PORT OF SPAIN, Trinidad – Prime Minister Kamla Persad Bissessar has been nominated unopposed for the position of leader of the ruling United National Congress (UNC) saying she is proud of her record after first being nominated for the position 15 years ago.
UNC political leader Kamla Persad Bissessar“I am proud of my record: I have never capitulated to political blackmail or fear. Under my stewardship, whether in government or opposition, we matched compassion with competence,” she said after nomination closed on Sunday evening.
“The election process for the post of political leader has now effectively come to an end,” said Ramesh Persad Maharaj, the chairman of the party’s elections management committee. The election was due on August 17.
Persad Bissessar told supporters that when she was first nominated “it was a revolutionary act, an insistence that this party could not stay comfortable in Opposition but had to fight its way into Government to transform our nation.
“The road was long and rough, but we won government shortly after I won leadership in 2010. Three months ago, the people returned us to government with a historic mandate. That victory now makes this internal election a solemn test of strength, clarity, and resolve, “ Persad Bissessar said, after the party won the elections on both occasions as head of a coalition grouping of opposition forces.
She said has always treated an internal election as a contest of purpose, not personalities.
She said when the UNC-led coalition won the April 28 general elections, it “inherited the former regime’s dire socio-economic mess, hard times for our citizens, an escalated crime wave, organized crime networks hardening, and a stunted economy”.
But she said that the government, which now enjoys “a special majority, must display disciplined leadership, principled policy, and a credible plan to rescue and rebuild”.
She told supporters that leadership is hardest when institutions wobble and certainties collapse and that on “such seasons, experience, courage, and competence matter most.
“We strengthened the social safety net while holding fiscal discipline. We expanded education and skills, not as charity but as a growth engine. We upheld law and liberty because the rule of law is the shield of the weak and the restraint on the powerful. We innovated—treating culture as capital, digitizing government services, opening doors for investment.

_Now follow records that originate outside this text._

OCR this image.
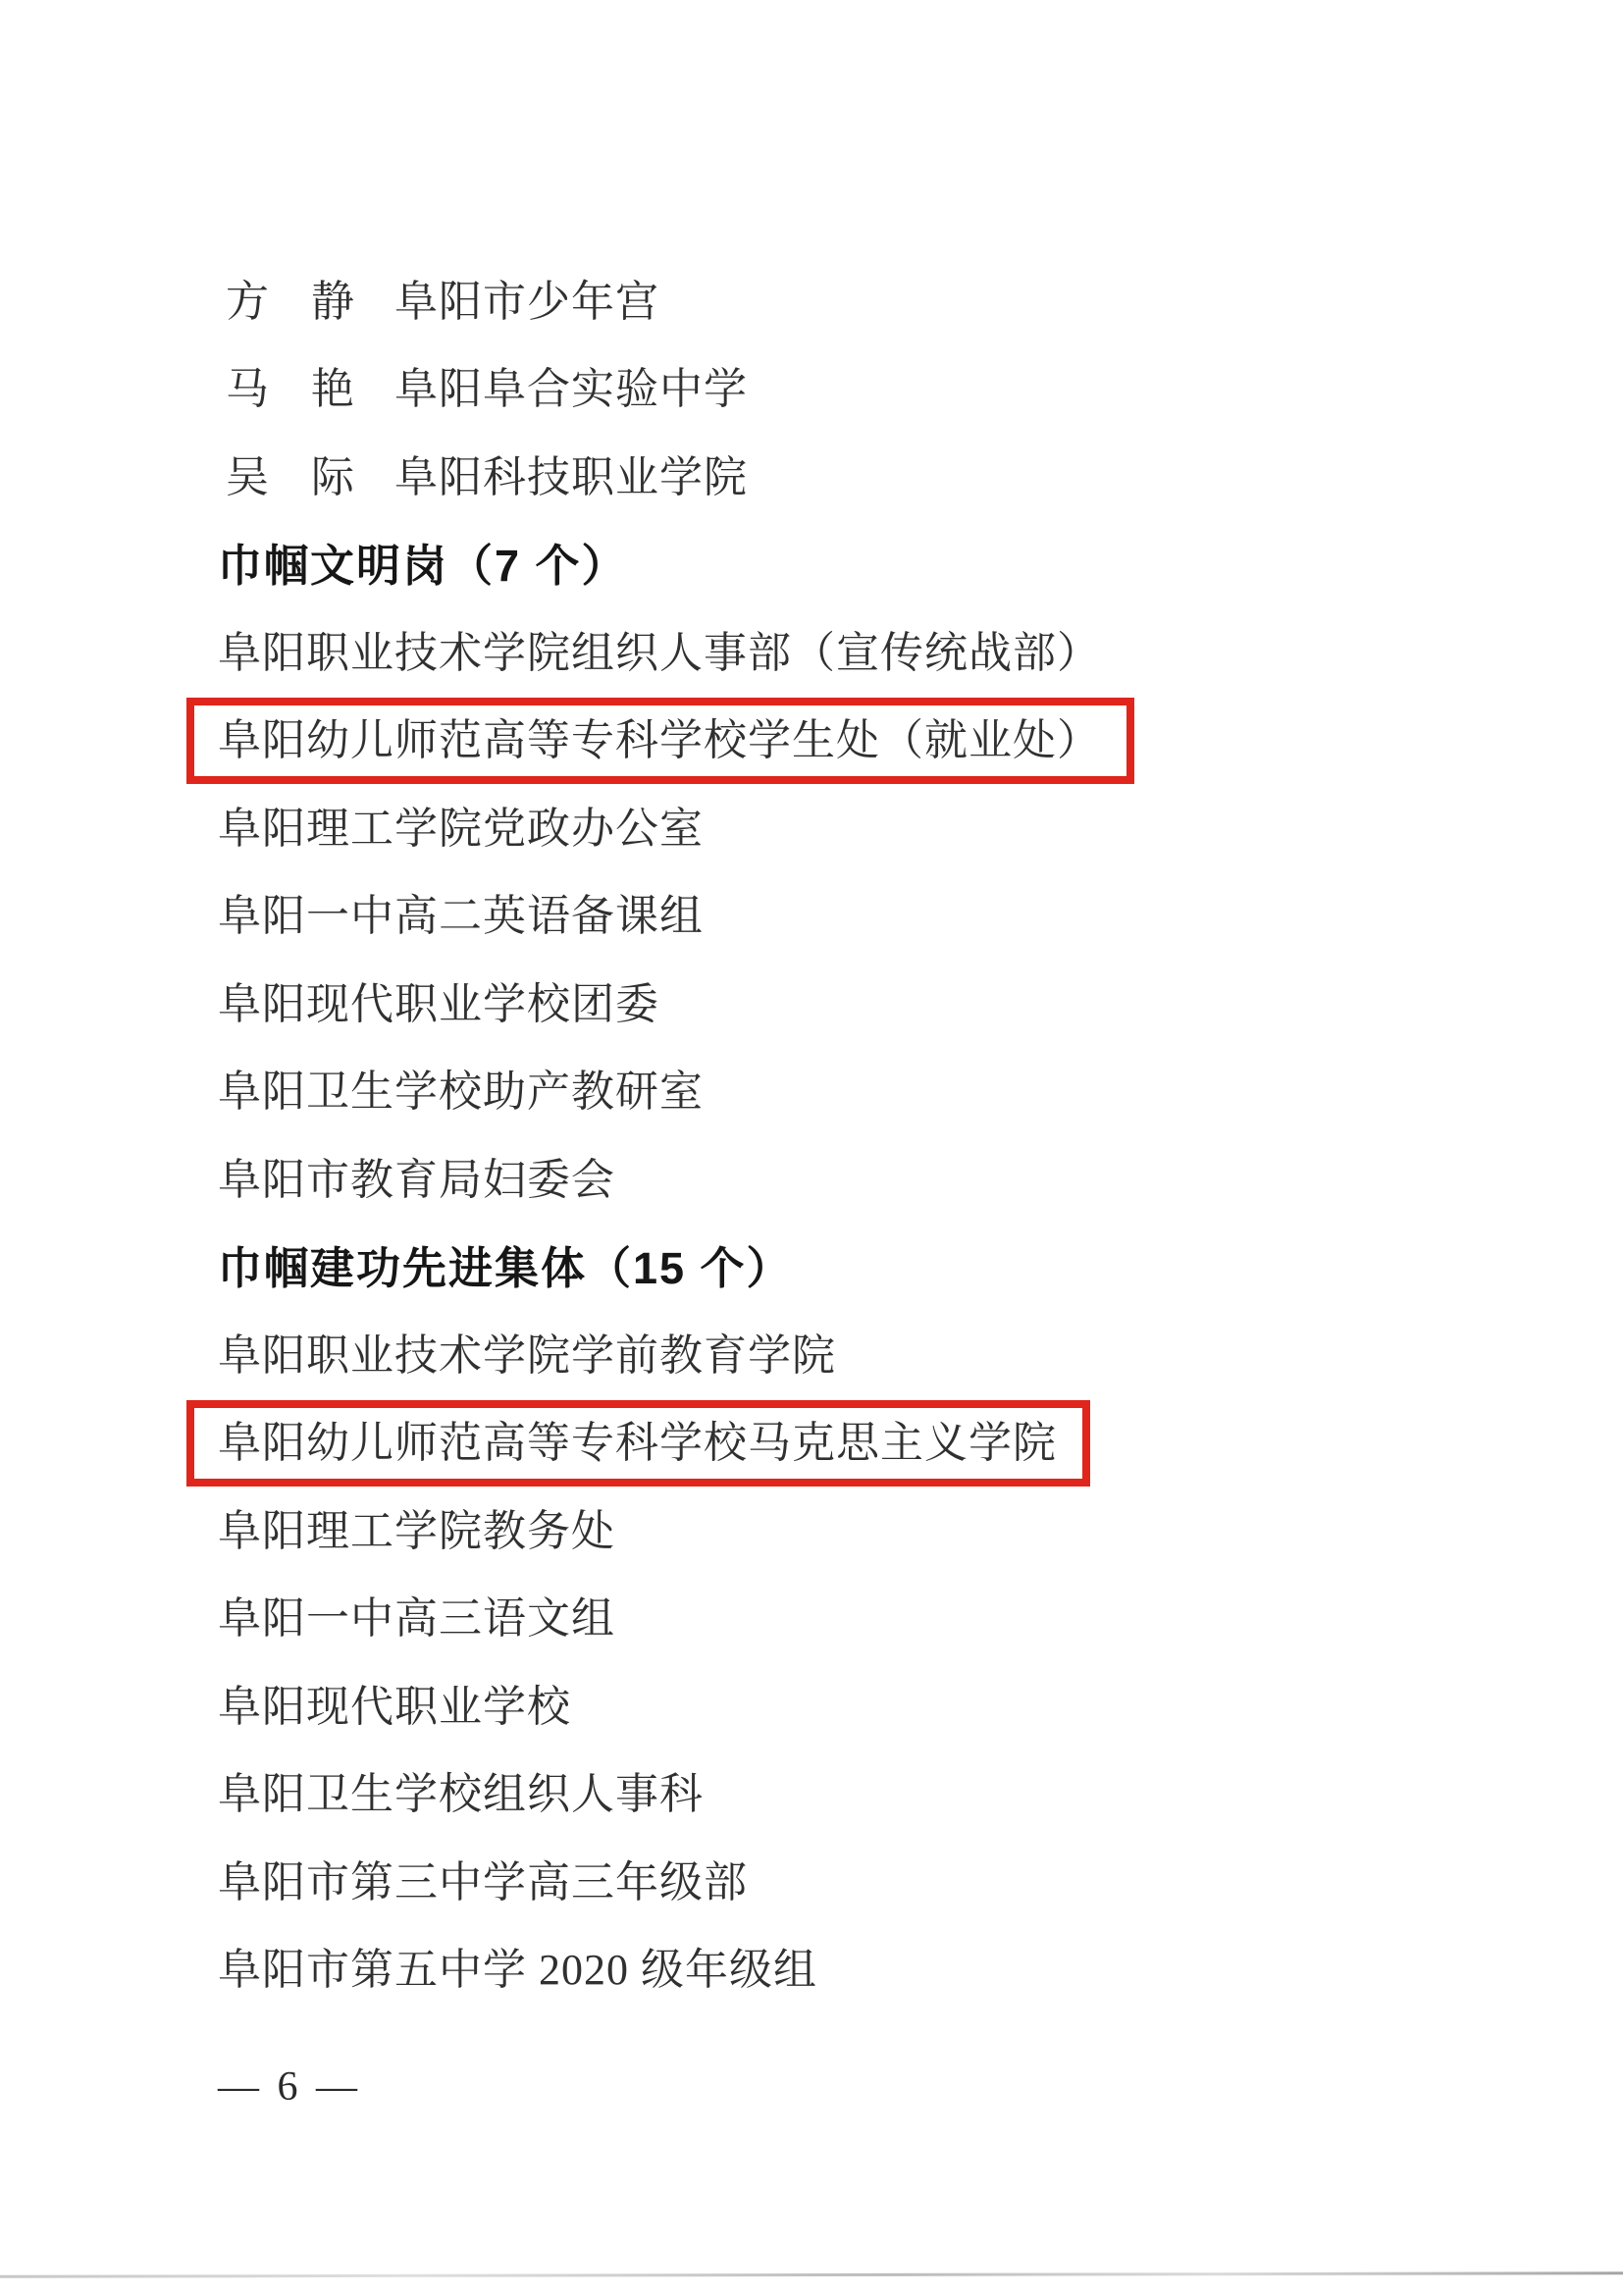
方 静 阜阳市少年宫
马 艳 阜阳阜合实验中学
吴 际 阜阳科技职业学院
巾帼文明岗（7 个）
阜阳职业技术学院组织人事部（宣传统战部）
阜阳幼儿师范高等专科学校学生处（就业处）
阜阳理工学院党政办公室
阜阳一中高二英语备课组
阜阳现代职业学校团委
阜阳卫生学校助产教研室
阜阳市教育局妇委会
巾帼建功先进集体（15 个）
阜阳职业技术学院学前教育学院
阜阳幼儿师范高等专科学校马克思主义学院
阜阳理工学院教务处
阜阳一中高三语文组
阜阳现代职业学校
阜阳卫生学校组织人事科
阜阳市第三中学高三年级部
阜阳市第五中学 2020 级年级组
— 6 —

“These are precedents, not promises. We did it before; we will do it again, better,” she promised adding that dismissing her critics, who say it is time for her to move on.
To those who ask: “After fifteen years, isn’t it time to move on?” the electorate answered three months ago: it is time to move forward—together. Continuity without renewal is stagnation; change without experience is chaos.
“I offer continuity of purpose with renewal of method—new faces elevated, new structures empowered, new ideas incubated, under leadership tested, tempered, and totally committed to victory,” she said, pledging “even deeper internal democracy, wider candidacies, and deliberate mentorship, so the baton is placed, not dropped. This is my contract with you”.
She said under her leadership, the UNC has evolved into a party that rejects division by race, religion, class, or caste.
“We are the voice of the majority of the voiceless, the ordinary citizen, the heartbeat and soul of our nation’s citizenry. Under my leadership, the UNC has shown the nation how to move toward that light, as we saw three months ago when the citizens gave us the overwhelming mandate to govern our beloved country”.
“If we fail in our governance mandate, freedom narrows; if we falter, cynicism wins; if we fracture, the nation bleeds. But if we stand firm, act boldly, and love Trinidad and Tobago more than we fear the cost of change, victory will be ours, and we will be worthy of it.
“Let us renew the mandate. Let us finish the work. Give me the mandate to lead this party again, and together we will prosper and progress as a nation and as a movement,” the 73-year-old Persad Bissessar added.